Mapperatorinator converts osu! beatmaps into an intermediate event representation that can be directly converted to and from tokens. It includes hit objects, hitsounds, slider velocities, new combos, timing points, kiai times, and taiko/mania scroll speeds.
Here is a small examle of the tokenization process:
To save on vocabulary size, time events are quantized to 10ms intervals and position coordinates are quantized to 32 pixel grid points.
The model is basically a wrapper around the HF Transformers Whisper model, with custom input embeddings and loss function. Model size amounts to 219M parameters. This model was found to be faster and more accurate than T5 for this task.

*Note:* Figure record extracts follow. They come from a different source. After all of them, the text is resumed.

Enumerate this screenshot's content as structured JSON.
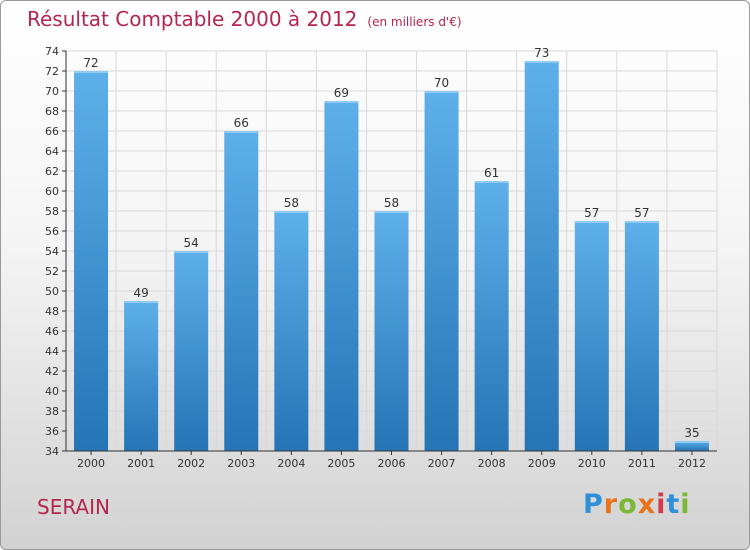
{
  "title": "Résultat Comptable 2000 à 2012",
  "subtitle": "(en milliers d'€)",
  "commune": "SERAIN",
  "brand": {
    "letters": [
      "P",
      "r",
      "o",
      "x",
      "i",
      "t",
      "i"
    ],
    "colors": [
      "#2f8fd8",
      "#e8731c",
      "#7ab836",
      "#e8731c",
      "#d63a4a",
      "#2f8fd8",
      "#7ab836"
    ]
  },
  "colors": {
    "title": "#b5264f",
    "bar_top": "#5eb0ea",
    "bar_bottom": "#2574b6",
    "grid": "#d9d9d9",
    "axis": "#333333"
  },
  "chart_data": {
    "type": "bar",
    "title": "Résultat Comptable 2000 à 2012",
    "subtitle": "(en milliers d'€)",
    "xlabel": "",
    "ylabel": "",
    "categories": [
      "2000",
      "2001",
      "2002",
      "2003",
      "2004",
      "2005",
      "2006",
      "2007",
      "2008",
      "2009",
      "2010",
      "2011",
      "2012"
    ],
    "values": [
      72,
      49,
      54,
      66,
      58,
      69,
      58,
      70,
      61,
      73,
      57,
      57,
      35
    ],
    "ylim": [
      34,
      74
    ],
    "yticks": [
      34,
      36,
      38,
      40,
      42,
      44,
      46,
      48,
      50,
      52,
      54,
      56,
      58,
      60,
      62,
      64,
      66,
      68,
      70,
      72,
      74
    ],
    "grid": true,
    "data_labels": true
  }
}
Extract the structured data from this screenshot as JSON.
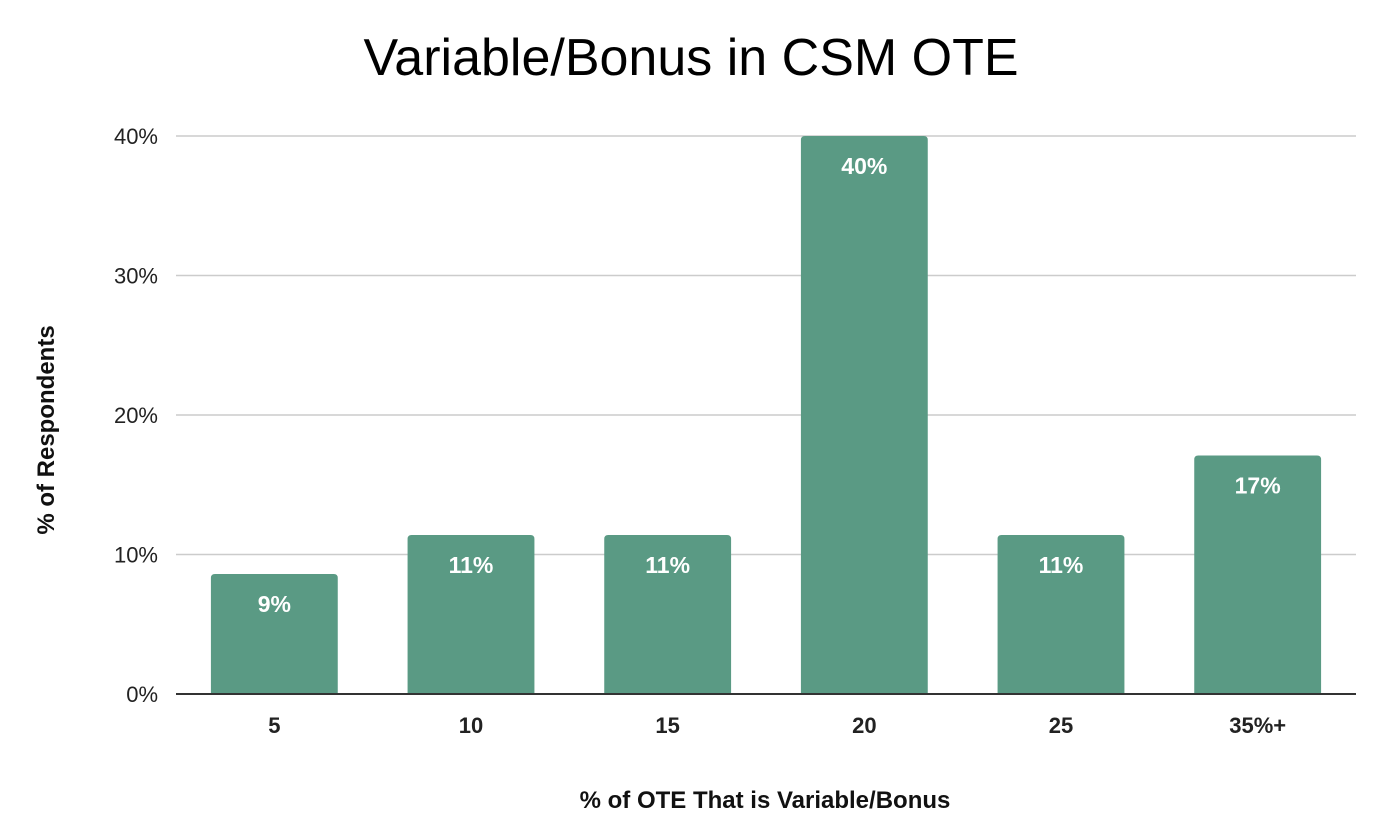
{
  "chart_data": {
    "type": "bar",
    "title": "Variable/Bonus in CSM OTE",
    "xlabel": "% of OTE That is Variable/Bonus",
    "ylabel": "% of Respondents",
    "categories": [
      "5",
      "10",
      "15",
      "20",
      "25",
      "35%+"
    ],
    "values": [
      8.6,
      11.4,
      11.4,
      40,
      11.4,
      17.1
    ],
    "data_labels": [
      "9%",
      "11%",
      "11%",
      "40%",
      "11%",
      "17%"
    ],
    "ylim": [
      0,
      40
    ],
    "yticks": [
      0,
      10,
      20,
      30,
      40
    ],
    "ytick_labels": [
      "0%",
      "10%",
      "20%",
      "30%",
      "40%"
    ],
    "grid": true,
    "legend": "none",
    "colors": {
      "bar": "#5a9a84",
      "grid": "#cccccc",
      "axis": "#333333"
    }
  }
}
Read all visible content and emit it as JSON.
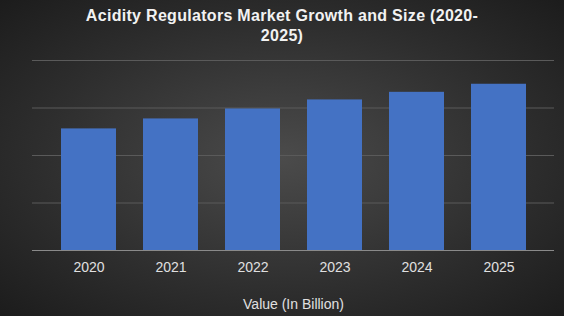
{
  "chart_data": {
    "type": "bar",
    "title": "Acidity Regulators Market Growth and Size (2020-2025)",
    "xlabel": "Value (In Billion)",
    "categories": [
      "2020",
      "2021",
      "2022",
      "2023",
      "2024",
      "2025"
    ],
    "values": [
      2.56,
      2.77,
      2.98,
      3.17,
      3.33,
      3.5
    ],
    "color": "#4472c4",
    "ylim": [
      0,
      4
    ],
    "yticks": [
      0,
      1,
      2,
      3,
      4
    ],
    "grid": true,
    "tick_labels": "x"
  }
}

The high-level overview of the model's input-output is as follows:
The model uses Mel spectrogram frames as encoder input, with one frame per input position. The model decoder output at each step is a softmax distribution over a discrete, predefined, vocabulary of events. Outputs are sparse, events are only needed when a hit-object occurs, instead of annotating every single audio frame.
Before the SOS token are additional tokens that facilitate conditional generation. These tokens include the gamemode, difficulty, mapper ID, year, and other metadata. During training, these tokens do not have accompanying labels, so they are never output by the model. Also during training there is a random chance that a metadata token gets replaced by an 'unknown' token, so during inference we can use these 'unknown' tokens to reduce the amount of metadata we have to give to the model.
The context length of the model is 8.192 seconds long. This is obviously not enough to generate a full beatmap, so we have to split the song into multiple windows and generate the beatmap in small parts. To make sure that the generated beatmap does not have noticeable seams in between windows, we use a 90% overlap and generate the windows sequentially. Each generation window except the first starts with the decoder pre-filled up to 50% of the generation window with tokens from the previous windows. We use a logit processor to make sure that the model can't generate time tokens that are in the first 50% of the generation window. Additionally, the last 40% of the generation window is reserved for the next window. Any generated time tokens in that range are treated as EOS tokens. This ensures that each generated token is conditioned on at least 4 seconds of previous tokens and 3.3 seconds of future audio to anticipate.
To prevent offset drifting during long generation, random offsets have been added to time events in the decoder during training. This forces it to correct timing errors by listening to the onsets in the audio instead, and results in a consistently accurate offset.
Position coordinates generated by the decoder are quantized to 32 pixel grid points, so afterward we use diffusion to denoise the coordinates to the final positions. For this we trained a modified version of osu-diffusion that is specialized to only the last 10% of the noise schedule, and accepts the more advanced metadata tokens that Mapperatorinator uses for conditional generation.
Since the Mapperatorinator model outputs the SV of sliders, the required length of the slider is fixed regardless of the shape of the control point path. Therefore, we try to guide the diffusion process to create coordinates that fit the required slider lengths. We do this by recalculating the slider end positions after every step of the diffusion process based on the required length and the current control point path. This means that the diffusion process does not have direct control over the slider end positions, but it can still influence them by changing the control point path.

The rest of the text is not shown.